Some patients may take advantage of or manipulate people to keep feeling in charge and superior.
They often experience themselves as self-important, feeling superior to others and thus deserving special treatment. They approach life with defensiveness and resentment towards others when they are not treated in a fashion they believe they are owed. These characteristics are accompanied by a sense of self that results in a general presentation of arrogance. It is not uncommon for those with NPD to be effacing to others.
Seeking therapy may be initiated by an untenable or precarious work situation, conflicts at home, general interpersonal conflicts or a dissatisfaction in advancing their goals in life.
Patients diagnosed with NPD tend to provoke powerful feelings in their therapist and countertransference reactions can lead to stalemates. We teach these individuals methods to assist them with recovery
Psychoeducation can begin to set the stage for a therapeutic alliance, identifying and working towards realistic goals.

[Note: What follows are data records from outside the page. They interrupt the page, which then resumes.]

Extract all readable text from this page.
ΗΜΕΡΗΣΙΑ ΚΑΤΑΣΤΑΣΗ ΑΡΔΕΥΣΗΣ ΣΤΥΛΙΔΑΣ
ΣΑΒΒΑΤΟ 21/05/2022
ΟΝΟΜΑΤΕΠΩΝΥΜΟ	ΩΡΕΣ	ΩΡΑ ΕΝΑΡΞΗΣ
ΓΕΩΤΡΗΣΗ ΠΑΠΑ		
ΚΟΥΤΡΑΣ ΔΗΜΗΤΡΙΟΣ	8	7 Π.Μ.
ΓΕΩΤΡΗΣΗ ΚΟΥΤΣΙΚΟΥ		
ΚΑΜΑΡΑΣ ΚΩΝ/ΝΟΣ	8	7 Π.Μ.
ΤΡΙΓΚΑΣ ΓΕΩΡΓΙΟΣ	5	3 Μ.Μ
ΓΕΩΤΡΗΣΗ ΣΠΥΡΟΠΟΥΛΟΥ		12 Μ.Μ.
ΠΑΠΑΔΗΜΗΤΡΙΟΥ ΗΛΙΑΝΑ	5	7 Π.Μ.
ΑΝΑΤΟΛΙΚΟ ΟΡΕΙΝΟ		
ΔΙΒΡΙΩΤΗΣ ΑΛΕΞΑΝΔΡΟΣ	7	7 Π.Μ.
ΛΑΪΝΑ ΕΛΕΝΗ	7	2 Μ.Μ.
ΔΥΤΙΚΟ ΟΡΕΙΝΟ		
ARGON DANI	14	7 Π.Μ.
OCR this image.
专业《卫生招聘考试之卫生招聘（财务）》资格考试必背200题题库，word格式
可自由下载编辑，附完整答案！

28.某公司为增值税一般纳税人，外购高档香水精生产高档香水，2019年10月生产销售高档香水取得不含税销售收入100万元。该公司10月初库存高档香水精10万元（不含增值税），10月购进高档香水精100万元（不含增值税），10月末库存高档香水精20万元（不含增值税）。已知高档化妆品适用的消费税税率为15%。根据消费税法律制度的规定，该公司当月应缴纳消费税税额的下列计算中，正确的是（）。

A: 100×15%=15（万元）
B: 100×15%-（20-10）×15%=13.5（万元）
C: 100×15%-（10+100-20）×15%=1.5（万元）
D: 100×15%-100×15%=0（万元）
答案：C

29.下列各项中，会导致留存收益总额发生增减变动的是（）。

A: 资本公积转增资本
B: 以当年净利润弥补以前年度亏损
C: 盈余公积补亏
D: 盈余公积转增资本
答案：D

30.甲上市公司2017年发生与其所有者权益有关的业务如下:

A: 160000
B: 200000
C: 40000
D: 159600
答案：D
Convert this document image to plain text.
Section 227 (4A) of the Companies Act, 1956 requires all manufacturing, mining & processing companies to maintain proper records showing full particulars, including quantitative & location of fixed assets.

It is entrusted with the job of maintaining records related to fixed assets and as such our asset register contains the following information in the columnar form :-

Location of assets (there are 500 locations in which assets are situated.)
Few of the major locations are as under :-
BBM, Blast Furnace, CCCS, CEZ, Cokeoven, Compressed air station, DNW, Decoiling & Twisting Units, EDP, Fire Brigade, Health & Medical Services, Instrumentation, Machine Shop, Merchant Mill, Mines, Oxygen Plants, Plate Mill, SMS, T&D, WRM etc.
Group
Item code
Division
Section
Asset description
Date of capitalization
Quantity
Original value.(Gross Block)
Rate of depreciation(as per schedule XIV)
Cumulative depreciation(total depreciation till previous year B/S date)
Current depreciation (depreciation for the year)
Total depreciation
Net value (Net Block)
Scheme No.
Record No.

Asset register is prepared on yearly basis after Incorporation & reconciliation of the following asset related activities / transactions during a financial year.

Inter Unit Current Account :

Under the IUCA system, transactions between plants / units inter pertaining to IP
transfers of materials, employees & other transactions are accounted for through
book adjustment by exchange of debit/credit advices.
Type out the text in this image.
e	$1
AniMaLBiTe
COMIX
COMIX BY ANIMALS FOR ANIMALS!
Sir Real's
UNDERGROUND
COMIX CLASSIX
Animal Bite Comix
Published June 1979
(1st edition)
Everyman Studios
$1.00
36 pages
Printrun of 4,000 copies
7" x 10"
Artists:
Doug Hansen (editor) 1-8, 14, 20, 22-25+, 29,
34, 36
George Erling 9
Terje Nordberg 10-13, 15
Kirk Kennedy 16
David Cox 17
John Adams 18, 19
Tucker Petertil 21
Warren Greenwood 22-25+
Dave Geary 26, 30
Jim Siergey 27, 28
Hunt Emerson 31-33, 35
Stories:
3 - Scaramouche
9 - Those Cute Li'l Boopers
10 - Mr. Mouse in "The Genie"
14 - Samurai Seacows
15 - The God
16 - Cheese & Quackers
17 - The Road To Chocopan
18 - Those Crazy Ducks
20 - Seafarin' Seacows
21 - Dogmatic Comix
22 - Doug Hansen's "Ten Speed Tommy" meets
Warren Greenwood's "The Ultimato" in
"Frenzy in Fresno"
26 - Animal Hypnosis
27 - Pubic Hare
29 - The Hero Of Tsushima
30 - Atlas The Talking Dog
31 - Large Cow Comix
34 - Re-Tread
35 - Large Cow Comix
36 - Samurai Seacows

Negotiation of the treatment expectations regarding treatment and respective patient-therapist roles, including setting boundaries (i.e. therapists are not always available for phone conversations) but in a compassionate way.
Another aspect of treatment is to help the client to develop an awareness of the factors that affect the patient, like feeling humiliated when being evaluated and consequently experiencing a rage response.
Treatment should be designed to aid the patient in developing a better awareness of maladaptive patterns, increase sense of agency, make progress toward measurable goals, and develop less maladaptive ways of relating to others (e.g., admiration seeking, retaliation).
How do you hold continued hope for someone who seems to feel superior to all and diminishing to others, and who is highly critical and self-important?
Behind the façade is a person who has likely been overly criticized, ignored, felt unimportant to others, infantilized. The behaviors are compensatory for a lack of belief that they are important in the world for who they are.
As holders of hope, clinicians have a task in their work that is unique to the helping professions. It is the glue that permits growth and change to occur even in dire circumstances. It provides optimism in the face of untenable circumstances and often allows others to move forward. Without it, there is no recovery, moving forward or hopes of a better life. It is the foundation of a desire to move forward in desperate odds and provides a solidarity to the idea that in the absence of someone’s ability to look forward, we will hold that desire for them and believe that change can occur in a positive way.